The bottle was filled with seeds, though it scarcely knew what they were. It was corked, and well wrapped up. No light nor lantern was it vouchsafed to behold, much less the sun or the moon; and yet, it thought, when one goes on a journey one ought to see something; but though it saw nothing, it did what was most important–it travelled to the place of its destination, and was there unpacked.

“What trouble they have taken over yonder with that bottle!” it heard people say; “and yet it is most likely broken.” But it was not broken.

The bottle understood every word that was now said; this was the language it had heard at the furnace, and at the wine merchant’s, and in the forest, and in the ship, the only good old language it understood: it had come back home, and the language was as a salutation of welcome to it. For very joy it felt ready to jump out of people’s hands; hardly did it notice that its cork had been drawn, and that it had been emptied and carried into the cellar, to be placed there and forgotten. There’s no place like home, even if it’s in a cellar! It never occurred to the bottle to think how long it would lie there, for it felt comfortable, and accordingly lay there for years. At last people came down into the cellar to carry off all the bottles, and ours among the rest.

Out in the garden there was a great festival. Flaming lamps hung like garlands, and paper lanterns shone transparent, like great tulips. The evening was lovely, the weather still and clear, the stars twinkled; it was the time of the new moon, but in reality the whole moon could be seen as a bluish grey disc with a golden rim round half its surface, which was a very beautiful sight for those who had good eyes.

The illumination extended even to the most retired of the garden walks; at least so much of it, that one could find one’s way there.

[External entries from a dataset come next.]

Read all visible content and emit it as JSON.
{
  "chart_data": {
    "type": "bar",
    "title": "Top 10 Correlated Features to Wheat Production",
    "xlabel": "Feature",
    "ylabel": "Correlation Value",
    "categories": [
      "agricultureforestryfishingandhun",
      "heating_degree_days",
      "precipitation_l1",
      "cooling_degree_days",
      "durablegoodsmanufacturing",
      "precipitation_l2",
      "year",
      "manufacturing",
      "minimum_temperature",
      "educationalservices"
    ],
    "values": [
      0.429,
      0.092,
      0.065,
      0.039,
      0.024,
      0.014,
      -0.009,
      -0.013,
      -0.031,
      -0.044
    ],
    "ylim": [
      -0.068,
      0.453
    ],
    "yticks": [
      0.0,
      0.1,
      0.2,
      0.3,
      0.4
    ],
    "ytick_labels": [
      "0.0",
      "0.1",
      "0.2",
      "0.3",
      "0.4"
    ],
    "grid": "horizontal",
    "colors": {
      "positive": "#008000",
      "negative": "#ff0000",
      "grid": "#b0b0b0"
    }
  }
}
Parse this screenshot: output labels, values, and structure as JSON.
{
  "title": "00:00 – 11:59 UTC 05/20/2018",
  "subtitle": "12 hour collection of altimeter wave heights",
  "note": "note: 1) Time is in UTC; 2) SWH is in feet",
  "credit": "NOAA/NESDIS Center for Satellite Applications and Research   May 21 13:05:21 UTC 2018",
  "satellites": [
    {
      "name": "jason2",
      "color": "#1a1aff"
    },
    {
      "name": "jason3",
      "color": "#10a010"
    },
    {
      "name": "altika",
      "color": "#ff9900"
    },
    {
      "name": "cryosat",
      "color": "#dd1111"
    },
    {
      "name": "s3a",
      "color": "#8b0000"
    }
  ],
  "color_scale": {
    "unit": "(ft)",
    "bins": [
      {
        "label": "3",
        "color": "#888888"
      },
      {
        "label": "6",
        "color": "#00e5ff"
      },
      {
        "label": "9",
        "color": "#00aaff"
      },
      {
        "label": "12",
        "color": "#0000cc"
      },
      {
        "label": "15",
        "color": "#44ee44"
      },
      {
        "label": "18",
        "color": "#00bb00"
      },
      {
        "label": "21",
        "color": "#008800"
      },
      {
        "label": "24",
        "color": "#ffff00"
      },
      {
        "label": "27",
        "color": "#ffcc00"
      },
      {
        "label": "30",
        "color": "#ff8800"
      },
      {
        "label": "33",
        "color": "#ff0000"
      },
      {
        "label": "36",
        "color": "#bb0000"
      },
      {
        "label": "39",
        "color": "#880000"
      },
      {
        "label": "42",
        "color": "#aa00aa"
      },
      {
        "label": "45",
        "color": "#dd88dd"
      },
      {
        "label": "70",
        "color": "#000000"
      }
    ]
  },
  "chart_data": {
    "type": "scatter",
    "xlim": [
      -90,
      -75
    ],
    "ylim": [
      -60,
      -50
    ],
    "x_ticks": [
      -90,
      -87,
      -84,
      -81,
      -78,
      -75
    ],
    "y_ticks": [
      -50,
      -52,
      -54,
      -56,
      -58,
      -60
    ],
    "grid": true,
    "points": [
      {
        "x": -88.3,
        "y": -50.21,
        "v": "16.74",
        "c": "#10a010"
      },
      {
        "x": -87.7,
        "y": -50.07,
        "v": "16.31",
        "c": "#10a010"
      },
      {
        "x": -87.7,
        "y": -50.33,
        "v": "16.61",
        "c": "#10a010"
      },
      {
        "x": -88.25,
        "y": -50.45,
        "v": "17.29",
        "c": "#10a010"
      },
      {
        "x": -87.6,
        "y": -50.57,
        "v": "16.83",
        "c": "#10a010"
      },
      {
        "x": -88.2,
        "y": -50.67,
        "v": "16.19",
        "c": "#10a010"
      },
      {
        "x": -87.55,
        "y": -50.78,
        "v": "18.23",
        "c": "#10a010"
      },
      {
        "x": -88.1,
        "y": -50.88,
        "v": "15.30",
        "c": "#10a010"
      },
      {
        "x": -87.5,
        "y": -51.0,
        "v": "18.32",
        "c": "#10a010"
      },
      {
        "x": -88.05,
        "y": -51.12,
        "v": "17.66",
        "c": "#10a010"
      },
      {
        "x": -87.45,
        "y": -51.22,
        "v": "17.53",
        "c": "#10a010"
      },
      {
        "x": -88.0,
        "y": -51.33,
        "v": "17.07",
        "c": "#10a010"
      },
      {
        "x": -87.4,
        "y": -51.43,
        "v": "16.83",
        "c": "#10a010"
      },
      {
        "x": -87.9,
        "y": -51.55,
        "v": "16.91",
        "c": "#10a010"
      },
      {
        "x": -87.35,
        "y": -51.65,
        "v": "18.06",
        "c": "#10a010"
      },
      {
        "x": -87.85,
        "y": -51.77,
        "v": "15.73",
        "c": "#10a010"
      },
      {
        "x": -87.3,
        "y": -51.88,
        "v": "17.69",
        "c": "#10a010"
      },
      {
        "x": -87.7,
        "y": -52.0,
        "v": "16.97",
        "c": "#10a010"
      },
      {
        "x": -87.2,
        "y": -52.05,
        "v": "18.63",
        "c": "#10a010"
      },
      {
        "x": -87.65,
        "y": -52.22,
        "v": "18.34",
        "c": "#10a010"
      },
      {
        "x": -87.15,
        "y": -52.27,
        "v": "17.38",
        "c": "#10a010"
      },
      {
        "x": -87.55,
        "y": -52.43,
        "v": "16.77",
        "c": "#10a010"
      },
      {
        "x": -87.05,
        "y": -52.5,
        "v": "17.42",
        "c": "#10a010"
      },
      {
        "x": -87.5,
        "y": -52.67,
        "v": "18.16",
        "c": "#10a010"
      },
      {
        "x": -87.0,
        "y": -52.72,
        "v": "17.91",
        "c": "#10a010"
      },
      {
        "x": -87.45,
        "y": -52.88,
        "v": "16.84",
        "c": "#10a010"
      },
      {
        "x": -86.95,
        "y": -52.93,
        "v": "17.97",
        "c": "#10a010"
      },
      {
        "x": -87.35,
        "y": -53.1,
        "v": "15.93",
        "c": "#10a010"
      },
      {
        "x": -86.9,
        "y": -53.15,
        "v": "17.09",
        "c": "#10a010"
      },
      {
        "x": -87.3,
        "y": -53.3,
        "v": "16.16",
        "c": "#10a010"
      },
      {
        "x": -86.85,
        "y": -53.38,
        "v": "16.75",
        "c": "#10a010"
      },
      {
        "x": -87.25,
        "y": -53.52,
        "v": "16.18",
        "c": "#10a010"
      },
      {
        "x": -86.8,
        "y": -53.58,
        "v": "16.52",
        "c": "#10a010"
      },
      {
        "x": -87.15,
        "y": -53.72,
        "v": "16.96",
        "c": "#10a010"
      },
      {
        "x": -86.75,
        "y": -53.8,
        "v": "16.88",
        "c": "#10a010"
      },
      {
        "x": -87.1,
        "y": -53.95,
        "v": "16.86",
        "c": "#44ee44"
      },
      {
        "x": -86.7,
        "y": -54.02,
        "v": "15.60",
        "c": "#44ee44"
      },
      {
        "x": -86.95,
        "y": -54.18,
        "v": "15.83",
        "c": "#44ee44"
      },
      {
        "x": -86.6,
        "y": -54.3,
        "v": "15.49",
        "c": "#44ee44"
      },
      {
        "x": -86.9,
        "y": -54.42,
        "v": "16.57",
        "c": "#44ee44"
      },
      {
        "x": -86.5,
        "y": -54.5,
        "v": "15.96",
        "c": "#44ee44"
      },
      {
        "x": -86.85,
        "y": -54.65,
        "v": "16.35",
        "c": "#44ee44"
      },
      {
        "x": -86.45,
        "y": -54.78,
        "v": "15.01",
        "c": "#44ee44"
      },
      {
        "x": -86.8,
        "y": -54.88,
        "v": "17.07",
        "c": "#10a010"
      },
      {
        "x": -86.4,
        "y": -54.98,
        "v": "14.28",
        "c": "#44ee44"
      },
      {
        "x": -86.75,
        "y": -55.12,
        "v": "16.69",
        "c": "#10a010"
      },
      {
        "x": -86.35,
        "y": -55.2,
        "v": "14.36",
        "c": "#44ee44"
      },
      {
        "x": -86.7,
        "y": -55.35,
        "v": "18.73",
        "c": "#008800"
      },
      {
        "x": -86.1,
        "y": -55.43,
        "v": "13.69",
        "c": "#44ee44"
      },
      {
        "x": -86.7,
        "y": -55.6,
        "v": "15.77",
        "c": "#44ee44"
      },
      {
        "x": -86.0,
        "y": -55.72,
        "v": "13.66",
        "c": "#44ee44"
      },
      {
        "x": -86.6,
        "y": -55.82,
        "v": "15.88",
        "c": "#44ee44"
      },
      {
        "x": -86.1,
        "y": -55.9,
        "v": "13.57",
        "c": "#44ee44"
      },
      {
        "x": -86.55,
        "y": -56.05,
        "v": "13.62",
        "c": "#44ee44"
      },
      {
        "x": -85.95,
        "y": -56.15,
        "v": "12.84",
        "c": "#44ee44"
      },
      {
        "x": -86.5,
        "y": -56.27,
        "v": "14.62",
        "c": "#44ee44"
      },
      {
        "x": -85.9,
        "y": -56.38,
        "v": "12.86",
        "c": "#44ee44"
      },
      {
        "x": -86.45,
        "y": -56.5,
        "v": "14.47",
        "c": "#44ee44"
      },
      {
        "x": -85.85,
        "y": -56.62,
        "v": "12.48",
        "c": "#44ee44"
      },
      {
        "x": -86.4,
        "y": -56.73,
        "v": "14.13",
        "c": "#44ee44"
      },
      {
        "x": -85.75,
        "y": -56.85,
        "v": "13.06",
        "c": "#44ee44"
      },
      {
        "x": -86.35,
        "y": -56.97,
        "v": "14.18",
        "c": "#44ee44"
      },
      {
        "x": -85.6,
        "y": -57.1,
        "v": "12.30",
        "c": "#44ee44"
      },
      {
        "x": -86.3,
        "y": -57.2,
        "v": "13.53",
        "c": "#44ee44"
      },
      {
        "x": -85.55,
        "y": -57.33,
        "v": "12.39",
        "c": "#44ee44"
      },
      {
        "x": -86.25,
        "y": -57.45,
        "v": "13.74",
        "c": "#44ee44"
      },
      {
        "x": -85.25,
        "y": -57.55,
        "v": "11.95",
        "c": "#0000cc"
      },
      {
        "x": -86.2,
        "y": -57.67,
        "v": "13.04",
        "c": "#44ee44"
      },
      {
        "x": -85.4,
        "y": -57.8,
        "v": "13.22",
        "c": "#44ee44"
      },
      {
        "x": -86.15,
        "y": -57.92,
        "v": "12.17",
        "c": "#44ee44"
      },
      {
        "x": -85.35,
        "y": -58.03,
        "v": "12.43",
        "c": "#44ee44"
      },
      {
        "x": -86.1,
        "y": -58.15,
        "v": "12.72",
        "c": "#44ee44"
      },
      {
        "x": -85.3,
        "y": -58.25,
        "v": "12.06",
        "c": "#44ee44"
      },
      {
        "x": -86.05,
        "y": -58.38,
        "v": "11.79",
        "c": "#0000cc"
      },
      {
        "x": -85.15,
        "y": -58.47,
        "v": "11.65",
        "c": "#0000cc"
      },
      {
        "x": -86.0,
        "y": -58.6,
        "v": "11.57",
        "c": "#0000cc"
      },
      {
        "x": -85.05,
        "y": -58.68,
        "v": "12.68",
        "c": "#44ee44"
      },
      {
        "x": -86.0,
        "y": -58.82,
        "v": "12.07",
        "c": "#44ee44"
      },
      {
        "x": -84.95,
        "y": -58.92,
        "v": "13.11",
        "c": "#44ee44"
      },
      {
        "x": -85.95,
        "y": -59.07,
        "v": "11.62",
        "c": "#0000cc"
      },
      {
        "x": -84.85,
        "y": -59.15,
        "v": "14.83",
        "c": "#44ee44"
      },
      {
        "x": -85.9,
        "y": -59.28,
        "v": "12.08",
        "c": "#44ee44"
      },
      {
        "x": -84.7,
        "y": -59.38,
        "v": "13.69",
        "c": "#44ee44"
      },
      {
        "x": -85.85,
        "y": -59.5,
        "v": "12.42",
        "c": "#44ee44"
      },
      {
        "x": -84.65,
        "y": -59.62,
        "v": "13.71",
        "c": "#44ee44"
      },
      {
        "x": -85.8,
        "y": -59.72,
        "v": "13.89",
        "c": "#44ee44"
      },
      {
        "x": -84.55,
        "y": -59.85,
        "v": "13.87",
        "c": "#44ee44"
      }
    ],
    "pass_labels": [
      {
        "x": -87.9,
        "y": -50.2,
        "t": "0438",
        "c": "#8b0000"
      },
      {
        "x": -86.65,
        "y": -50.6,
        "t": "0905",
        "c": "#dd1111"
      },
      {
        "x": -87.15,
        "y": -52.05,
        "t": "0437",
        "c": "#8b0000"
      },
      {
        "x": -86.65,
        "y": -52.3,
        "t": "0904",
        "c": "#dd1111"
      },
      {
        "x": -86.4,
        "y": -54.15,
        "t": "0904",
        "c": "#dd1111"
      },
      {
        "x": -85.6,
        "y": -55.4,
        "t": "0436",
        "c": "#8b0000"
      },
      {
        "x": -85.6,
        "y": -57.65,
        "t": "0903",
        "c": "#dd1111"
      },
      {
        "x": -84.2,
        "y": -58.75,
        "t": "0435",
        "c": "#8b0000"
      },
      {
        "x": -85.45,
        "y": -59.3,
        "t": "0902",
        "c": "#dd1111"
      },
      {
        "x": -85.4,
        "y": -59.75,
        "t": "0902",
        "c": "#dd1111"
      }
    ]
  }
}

Among the leaves of the hedges stood bottles, with a light in each; and among them was also the bottle we know, and which was destined one day to finish its career as a bottle-neck, a bird’s drinking-glass. Everything here appeared lovely to our bottle, for it was once more in the greenwood, amid joy and feasting, and heard song and music, and the noise and murmur of a crowd, especially in that part of the garden where the lamps blazed and the paper lanterns displayed their many colours. Thus it stood, in a distant walk certainly, but that made it the more important; for it bore its light, and was at once ornamental and useful, and that is as it should be: in such an hour one forgets twenty years spent in a loft, and it is right one should do so.

There passed close to it a pair, like the pair who had walked together long ago in the wood, the sailor and the tanner’s daughter; the bottle seemed to experience all that over again. In the garden were walking not only the guests, but other people who were allowed to view all the splendour; and among these latter came an old maid who seemed to stand alone in the world. She was just thinking, like the bottle, of the greenwood, and of a young betrothed pair–of a pair which concerned her very nearly, a pair in which she had an interest, and of which she had been a part, in that happiest hour of her life–the hour one never forgets, if one should become ever so old a maid. But she did not know our bottle, nor did the bottle recognize the old maid: it is thus we pass each other in the world, meeting again and again, as these two met, now that they were together again in the same town.